Bold Flavors Snack of the Week

Remember this series? It’s back for another football season. This technically could have been a Sandwich of the Week as well, but I didn’t want to rate my own sandwich even if I’m pretty proud of how it came out. Also, I reserve the right to make something similar on an upcoming sandwich show.

Bold Flavors Snack of the Week: The following sandwich. Until I come up with a better name, I’m going to call it the Pork Bomb. This is actually only half of one. The pictures I took of the full thing didn’t come out as well. It was dark in my living room by the time we ate.

Directions:

1) Go home for your nephew’s first birthday party. Enjoy yourself, eating well. Have your mother send you home with a bunch of her delicious pasta sauce (optional) and some tin-can ricotta* (imperative). Enjoy the pasta sauce with some pasta and ricotta the next night. Save the remaining ricotta.

2) Work and frequently discuss sandwiches with Matt Cerrone. Have Cerrone go to Dante’s, an Italian deli in White Plains you never knew about even though you lived 10 minutes away for three years, get a delicious sandwich there, realize you would probably enjoy the peppery eggplant-tomato “bomb” spread used on the sandwich and bring you some. Start thinking of ways to use the spread.

3) Go to the farmer’s market and get a nice heirloom tomato and some basil. Act now, the tomatoes won’t be in season long. I used a yellow tomato but that’s got to be a personal choice.

4) Go to a grocery store with a good deli. Buy hero bread, hot capicola (sliced thin) and the ingredients for this recipe.

5) Follow this recipe and make that delicious rosemary pork tenderloin. Note that it actually took a lot longer to cook than the recipe said it would. Use a thermometer to avoid botulism.

6) While the pork is cooling, split and lightly toast the heroes. Spread ricotta cheese on one side and the bomb spread on the other. Go easy on the bomb spread if you’re sensitive to spice, but coat it on if you love delicious things.

7) Cut the pork tenderloin into thin slices. Sandwich a thin layer of capicola, a few pieces of pork, basil and tomato between the bread. Cut in half if desired.

8) Eat sandwich.

So to recap, that’s a rosemary pork tenderloin and hot capicola sandwich with tomato, basil, ricotta and Italian spread. And it’s awesome. It’s spicy from the spread, creamy from the ricotta, sweet from the tomato, tasty from the rosemary and basil, salty from the capicola, and porky from the pork.
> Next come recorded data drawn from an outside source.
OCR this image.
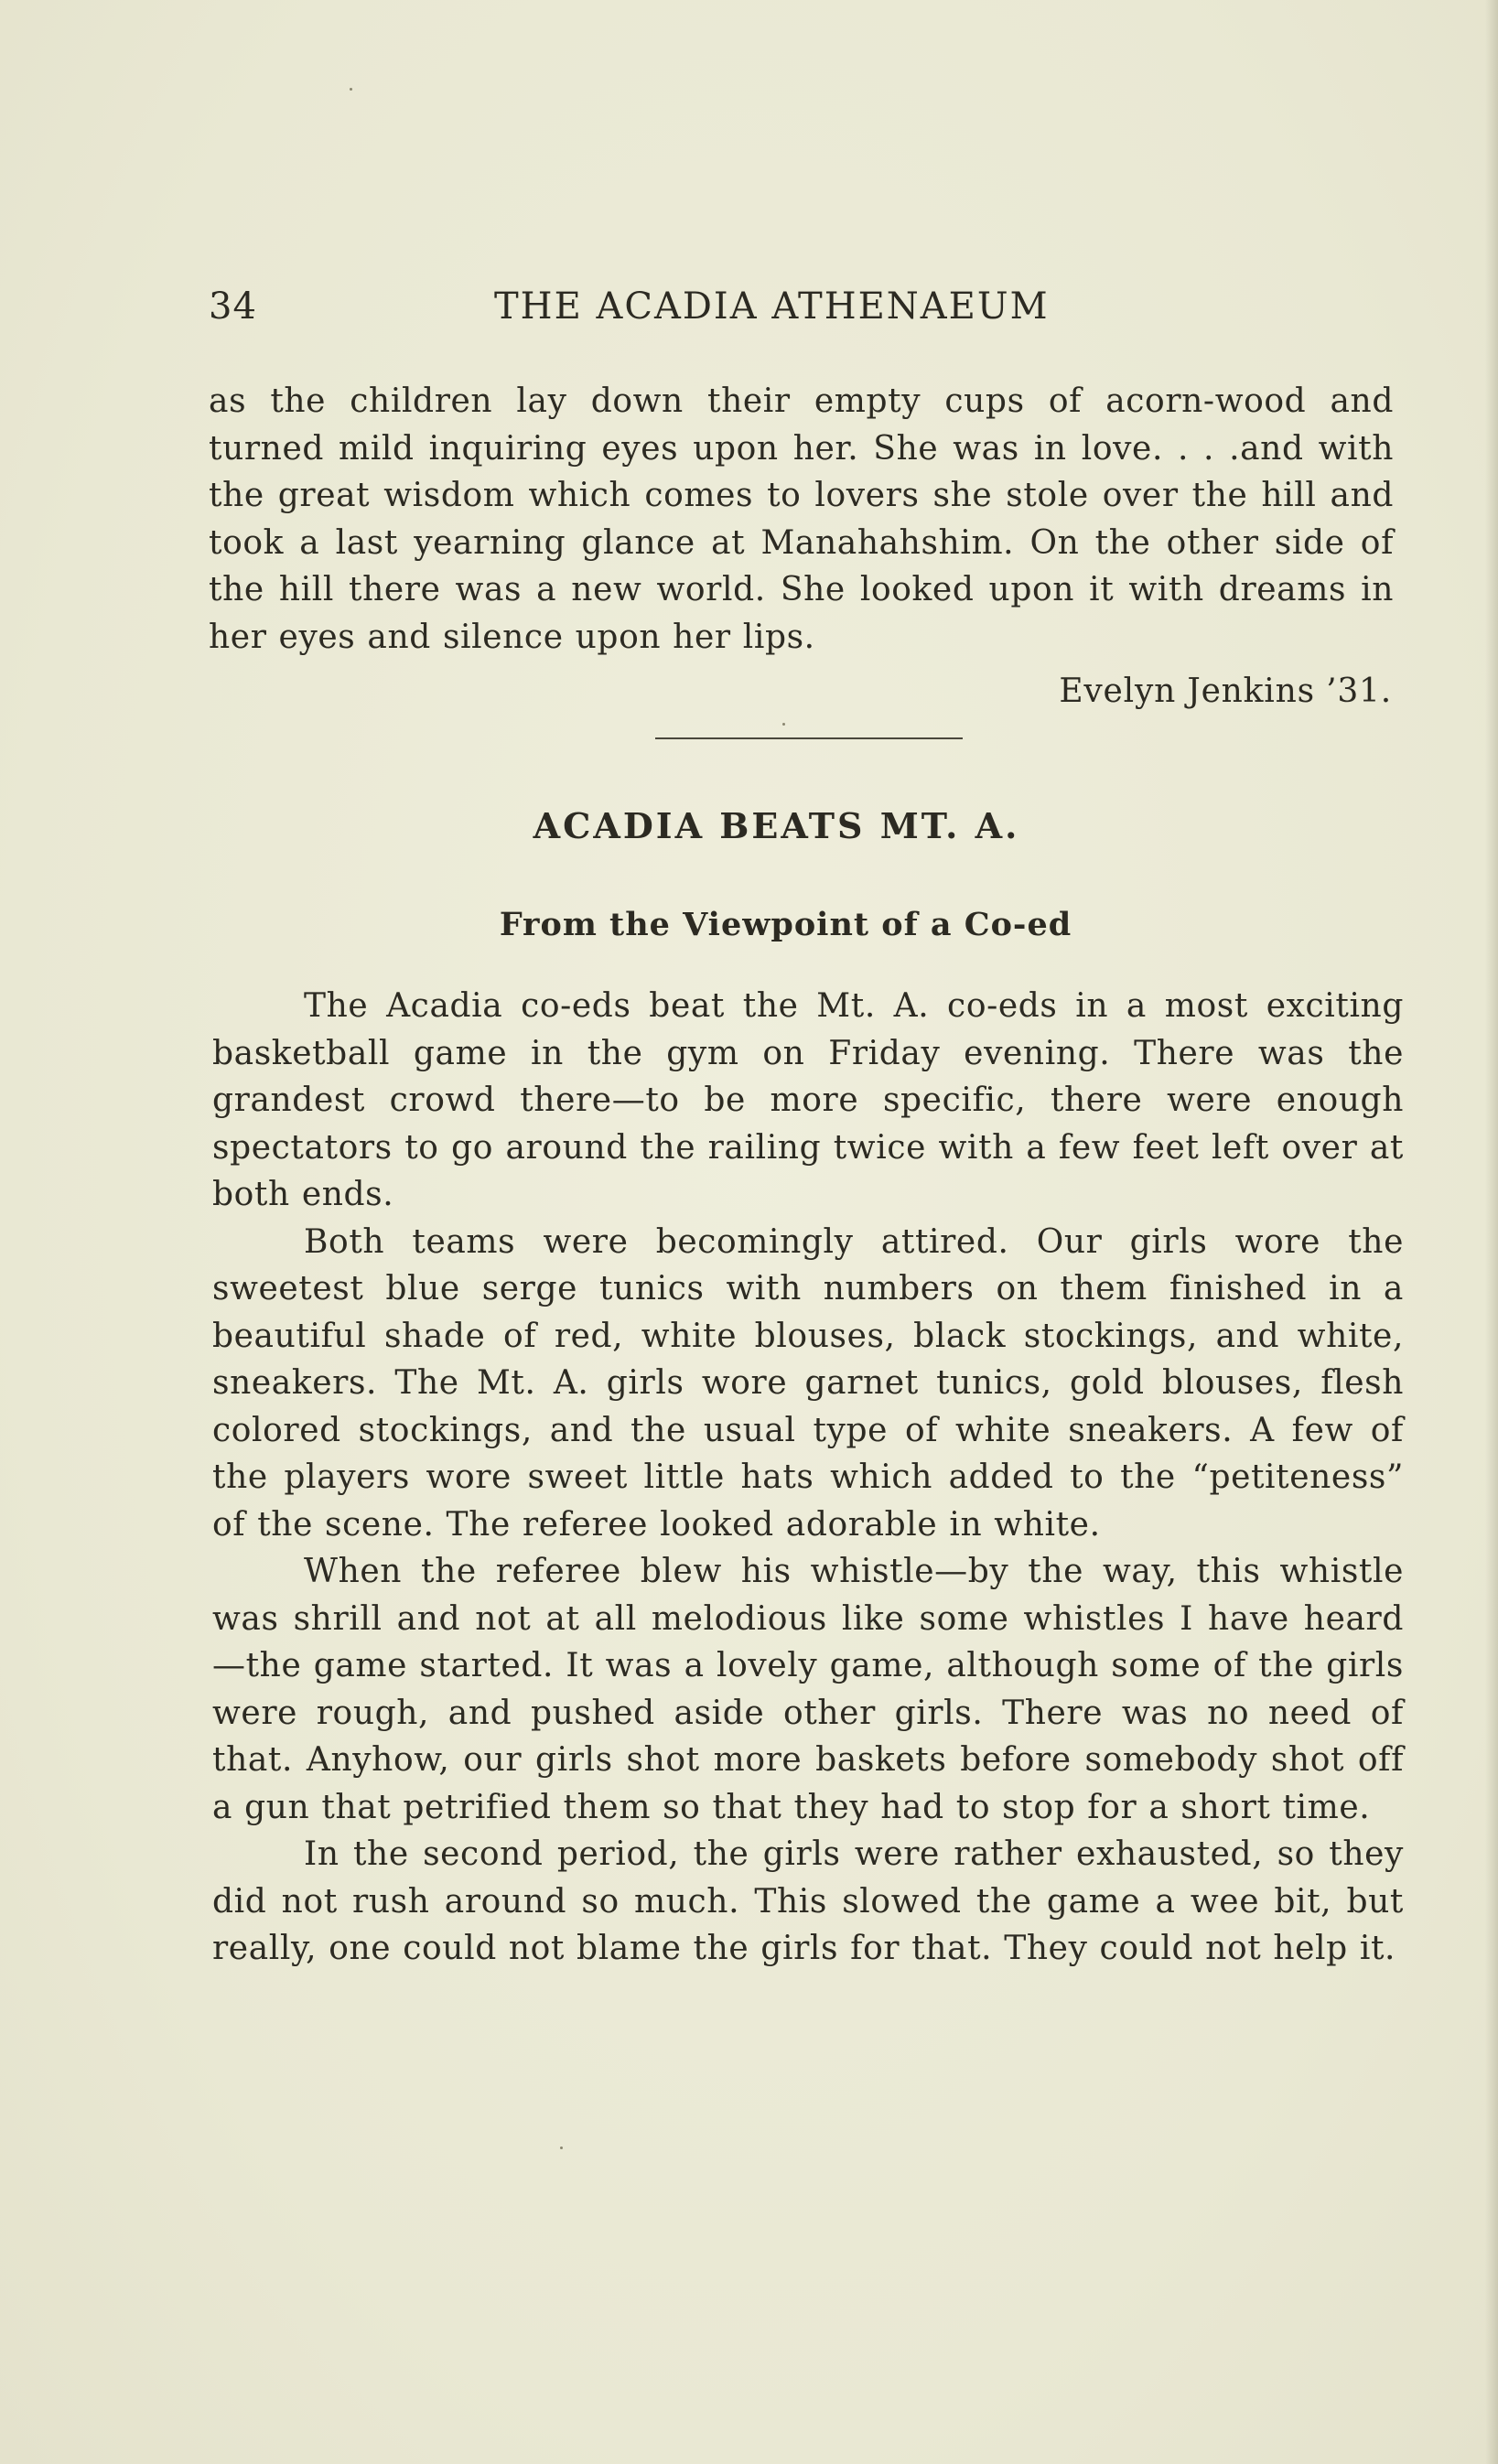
34	THE ACADIA ATHENAEUM

as the children lay down their empty cups of acorn-wood and turned mild inquiring eyes upon her. She was in love. . . .and with the great wisdom which comes to lovers she stole over the hill and took a last yearning glance at Manahahshim. On the other side of the hill there was a new world. She looked upon it with dreams in her eyes and silence upon her lips.

Evelyn Jenkins ’31.
ACADIA BEATS MT. A.
From the Viewpoint of a Co-ed

The Acadia co-eds beat the Mt. A. co-eds in a most exciting basketball game in the gym on Friday evening. There was the grandest crowd there—to be more specific, there were enough spectators to go around the railing twice with a few feet left over at both ends.

Both teams were becomingly attired. Our girls wore the sweetest blue serge tunics with numbers on them finished in a beautiful shade of red, white blouses, black stockings, and white, sneakers. The Mt. A. girls wore garnet tunics, gold blouses, flesh colored stockings, and the usual type of white sneakers. A few of the players wore sweet little hats which added to the “petiteness” of the scene. The referee looked adorable in white.

When the referee blew his whistle—by the way, this whistle was shrill and not at all melodious like some whistles I have heard—the game started. It was a lovely game, although some of the girls were rough, and pushed aside other girls. There was no need of that. Anyhow, our girls shot more baskets before somebody shot off a gun that petrified them so that they had to stop for a short time.

In the second period, the girls were rather exhausted, so they did not rush around so much. This slowed the game a wee bit, but really, one could not blame the girls for that. They could not help it.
*- I don’t think tin-can ricotta necessarily comes in a tin can anymore so much as the term refers to high-end ricotta cheese. Maybe there is a distinction in how it’s made, but I don’t know it. They definitely sell it in Fairway, but it’s in the section near the fancier soft cheeses, not by the Sorrento and Polly-O ricottas. No disrespect to Sorrento or Polly-O ricottas, which are also delicious. It’s just that good ricotta cheese is so amazing you could pretty much eat it from the thing with a spoon, and you probably will.